On the number of generators of ideals in polynomial rings

TL;DR

This paper introduces an obstruction theory for generators of ideals in polynomial rings over certain fields and proves the obstruction vanishes in polynomial rings over infinite perfect fields, resolving a longstanding conjecture.

Contribution

It develops a new obstruction framework linking ideal generators to homotopy classes and proves the obstruction vanishes in polynomial rings over infinite perfect fields, confirming Murthy's conjecture.

Findings

Obstruction vanishes for polynomial rings over infinite perfect fields.

Provides a homotopy-theoretic criterion for lifting generators.

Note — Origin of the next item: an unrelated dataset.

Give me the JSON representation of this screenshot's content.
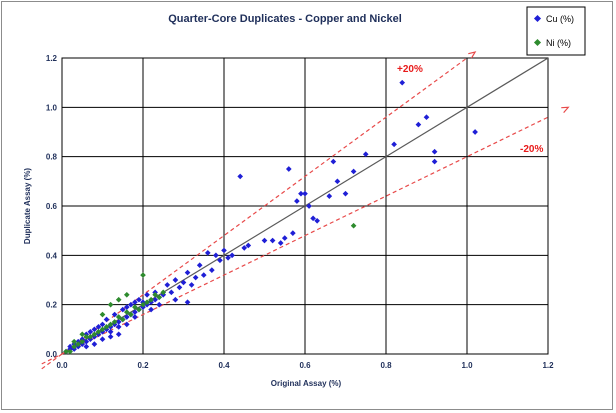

Resolves an old conjecture of Murthy.

Abstract

Let $R$ be a smooth affine algebra over an infinite perfect field $k$. Let $I\subset R$ be an ideal, $\omega_I:(R/I)^n\to I/I^2$ a surjective homomorphism and $Q_{2n}\subset \mathbb{A}^{2n+1}$ be the smooth quadric defined by the equation $\sum x_iy_i=z(1-z)$. We associate with the pair $(I,\omega_I)$ an obstruction in the set of homomorphisms $\mathrm{Hom}_{\mathbb{A}^1}(\mathrm{Spec}(R),Q_{2n})$ up to naive homotopy whose vanishing is sufficient for $\omega_I$ to lift to a surjection $R^n\to I$. Subsequently, we prove that the obstruction vanishes in case $R=k[T_1,\ldots,T_m]$ for $m\in \mathbb{N}$ where $k$ is an infinite perfect field having characteristic different from $2$ thus resolving an old conjecture of M. P. Murthy.